“Gracious heavens! my lord! What words are these?”

“Ah, ’tis not the sound man that praises the glory of health, but the sick. Not the sober Christian sees the full radiance of the jewel of purity, but the libertine. I never let thee guess that here, in this town, now dissolving in fire, I had won me the name of Rakehell Rockhurst.”

With paling cheek and a starting eye, the son had listened. Now he winced as if his father had struck him.

“Rakehell Rockhurst—Rakehell! And I smote Lionel Ratcliffe on the mouth for daring to couple the name to yours—!” Then, on a fierce revulsion of feeling, he caught the pale hand close to him and kissed it passionately. “Wherefore tell me this? Father, as I have ever known you, so must I ever love and honour you.”

“The Rakehell—” repeated the Lord Constable; and once more, out of the very pain of his avowal, came harshness into his tone—“that was my name in men’s mouths. His Majesty had another, a kinder one, for me; he called me in jest his merry Rockhurst. You have been reared in ripe veneration of the King’s Grace; yet, had you known life by my side (as once you yearned), you would have learned that the one name and the other meant, in Whitehall, at least, the same thing. Rakehell—aye, I may have had black perdition in my heart many a time; yet believe this, Harry, that when like Lucifer I fell, I sinned like Lucifer with pride, arrogance, recklessness, what you will—never with baseness. Merry, my good liege called me. To find me so mad, yet see me wear so grave a face, it gave him a spur to laughter. Merry? Nay; he loved me, in chief, because in his sad heart he knew mine. Both sad hearts, sickened of life. Forever striving to find a blossom in the dust, a jest in the weary round, to taste of a fruit that was not ashes on the tongue. And there you have the secret of my life and his.… Then came Diana.”
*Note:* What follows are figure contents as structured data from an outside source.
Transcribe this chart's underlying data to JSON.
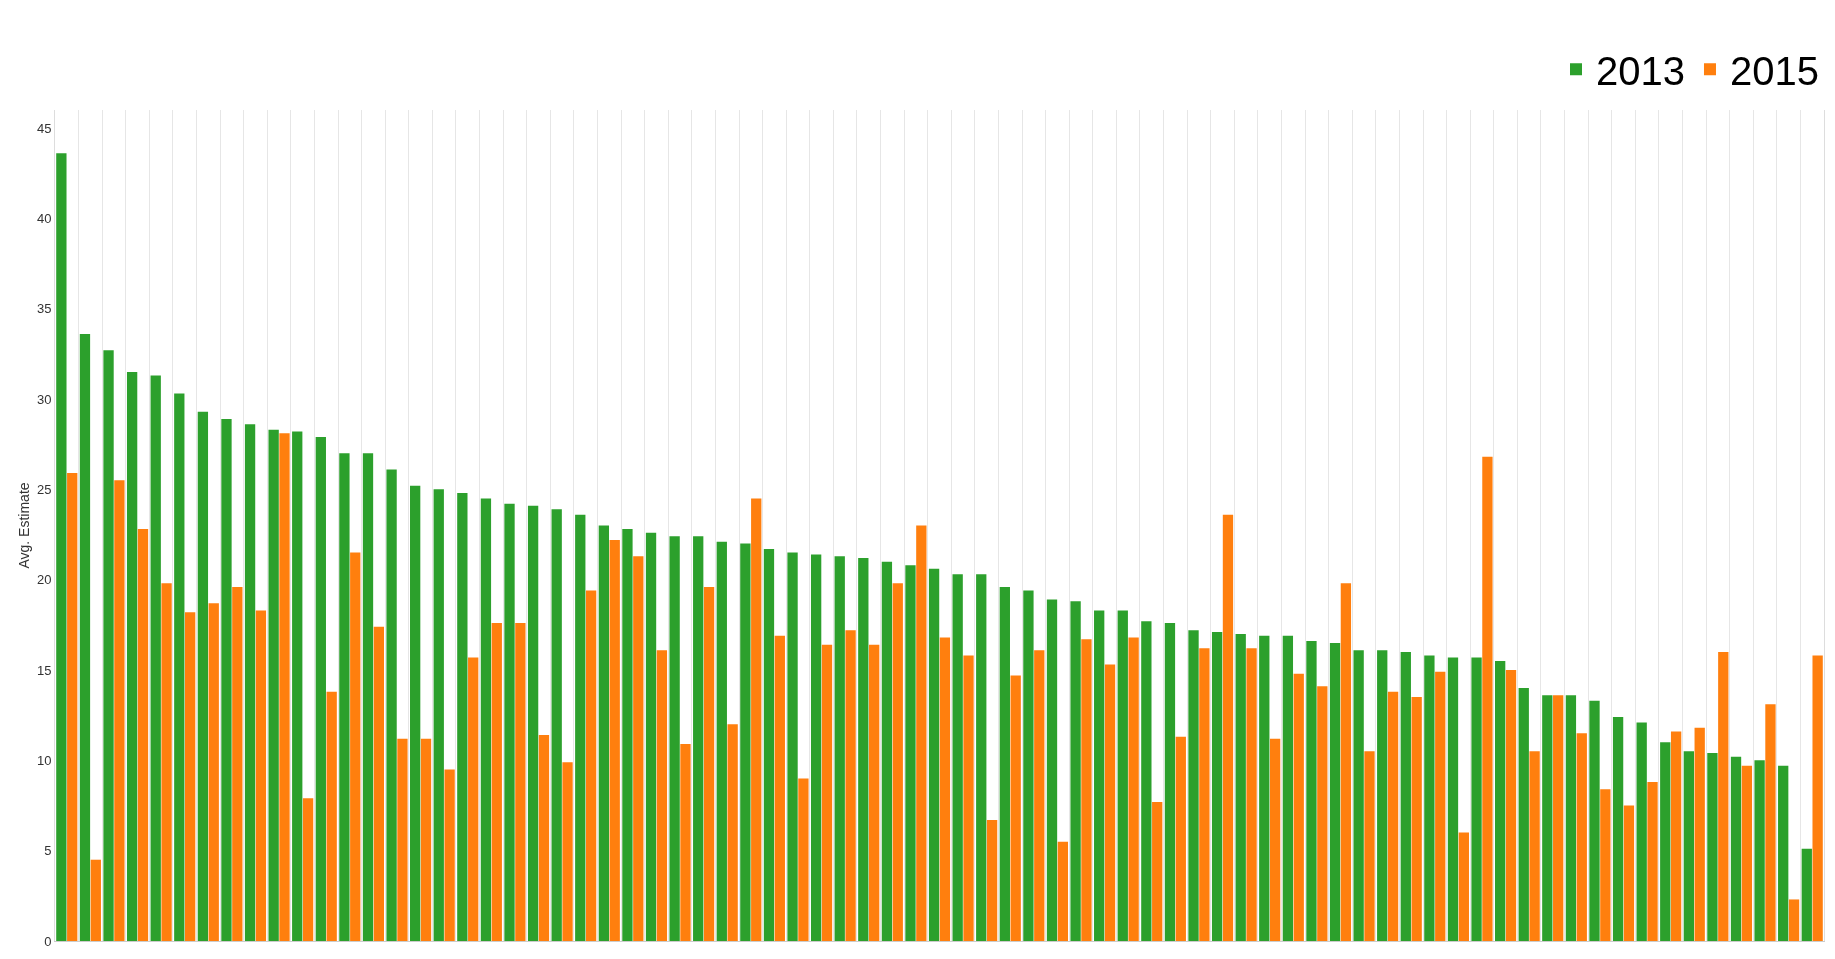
{
  "chart_data": {
    "type": "bar",
    "ylabel": "Avg. Estimate",
    "categories": [
      null,
      null,
      null,
      null,
      null,
      null,
      null,
      null,
      null,
      null,
      null,
      null,
      null,
      null,
      null,
      null,
      null,
      null,
      null,
      null,
      null,
      null,
      null,
      null,
      null,
      null,
      null,
      null,
      null,
      null,
      null,
      null,
      null,
      null,
      null,
      null,
      null,
      null,
      null,
      null,
      null,
      null,
      null,
      null,
      null,
      null,
      null,
      null,
      null,
      null,
      null,
      null,
      null,
      null,
      null,
      null,
      null,
      null,
      null,
      null,
      null,
      null,
      null,
      null,
      null,
      null,
      null,
      null,
      null,
      null,
      null,
      null,
      null,
      null,
      null
    ],
    "series": [
      {
        "name": "2013",
        "color": "#2ca02c",
        "values": [
          43.6,
          33.6,
          32.7,
          31.5,
          31.3,
          30.3,
          29.3,
          28.9,
          28.6,
          28.3,
          28.2,
          27.9,
          27.0,
          27.0,
          26.1,
          25.2,
          25.0,
          24.8,
          24.5,
          24.2,
          24.1,
          23.9,
          23.6,
          23.0,
          22.8,
          22.6,
          22.4,
          22.4,
          22.1,
          22.0,
          21.7,
          21.5,
          21.4,
          21.3,
          21.2,
          21.0,
          20.8,
          20.6,
          20.3,
          20.3,
          19.6,
          19.4,
          18.9,
          18.8,
          18.3,
          18.3,
          17.7,
          17.6,
          17.2,
          17.1,
          17.0,
          16.9,
          16.9,
          16.6,
          16.5,
          16.1,
          16.1,
          16.0,
          15.8,
          15.7,
          15.7,
          15.5,
          14.0,
          13.6,
          13.6,
          13.3,
          12.4,
          12.1,
          11.0,
          10.5,
          10.4,
          10.2,
          10.0,
          9.7,
          5.1
        ]
      },
      {
        "name": "2015",
        "color": "#ff7f0e",
        "values": [
          25.9,
          4.5,
          25.5,
          22.8,
          19.8,
          18.2,
          18.7,
          19.6,
          18.3,
          28.1,
          7.9,
          13.8,
          21.5,
          17.4,
          11.2,
          11.2,
          9.5,
          15.7,
          17.6,
          17.6,
          11.4,
          9.9,
          19.4,
          22.2,
          21.3,
          16.1,
          10.9,
          19.6,
          12.0,
          24.5,
          16.9,
          9.0,
          16.4,
          17.2,
          16.4,
          19.8,
          23.0,
          16.8,
          15.8,
          6.7,
          14.7,
          16.1,
          5.5,
          16.7,
          15.3,
          16.8,
          7.7,
          11.3,
          16.2,
          23.6,
          16.2,
          11.2,
          14.8,
          14.1,
          19.8,
          10.5,
          13.8,
          13.5,
          14.9,
          6.0,
          26.8,
          15.0,
          10.5,
          13.6,
          11.5,
          8.4,
          7.5,
          8.8,
          11.6,
          11.8,
          16.0,
          9.7,
          13.1,
          2.3,
          15.8
        ]
      }
    ],
    "ylim": [
      0,
      46
    ],
    "yticks": [
      0,
      5,
      10,
      15,
      20,
      25,
      30,
      35,
      40,
      45
    ],
    "grid": "x",
    "legend": "top right"
  }
}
“Ah, hush, my lord!” Harry rose from his seat, in violent agitation, and stood a second, pressing his hands against his breast. “With me, you know, wounds heal slowly,” he went on, striving to speak calmly. “Do not touch upon that hurt, lest the bleeding begin afresh.”

The father rose, too, followed his son to the parapet, and, again laying a hand upon his shoulder, compelled his attention. The splendour of the sunset pageant had faded, and with it all beauty from the sky. Only the glow, the gloom, the belching smoke remained.

“I knew her ere ever you did,” said the Lord Constable, his eye fixed as upon an inner vision, fair and fresh and pure. “Aye, you never knew it. She spoke not of it again, nor did I; for you had come between us!… She entered into my life one winter’s night; and across the snow I set her again on her sheltered way, knowing what I was—and seeing what she was. But from the instant of our parting (’twas all in the snow, lad, and above us a sky of stars; scarce I touched her hand; not a word exchanged but a God be wi’ ye), from that instant she was never from my thoughts—She, the might-have-been, the one woman for me! Aye, you stare, your grave father! Your old father! I was a strong man, then, and life ran potent in my veins. Dost remember how I met her again, in the Peacock Walk at home, and you prating of your love for her, with beardless lip?”

“Oh, father, father, father!” cried the poor lad. “For God’s sake!… You are all I have left!”

“Hush! Look on these white hairs, sign among so many that life has done with me. Nay, I know full well I am not old in years, scarce double thine own; but the vital spring is dying. Listen, Harry, you are a man; I have a trust to lay upon you. Since that terrible dawn, when, crying out, ‘Diana’s dead!’ you fell, bleeding of your old wound, into swoon upon swoon, and thereafter into mortal sickness, you know her name has never passed your lips nor mine. It was better, in sooth, you should believe her dead.”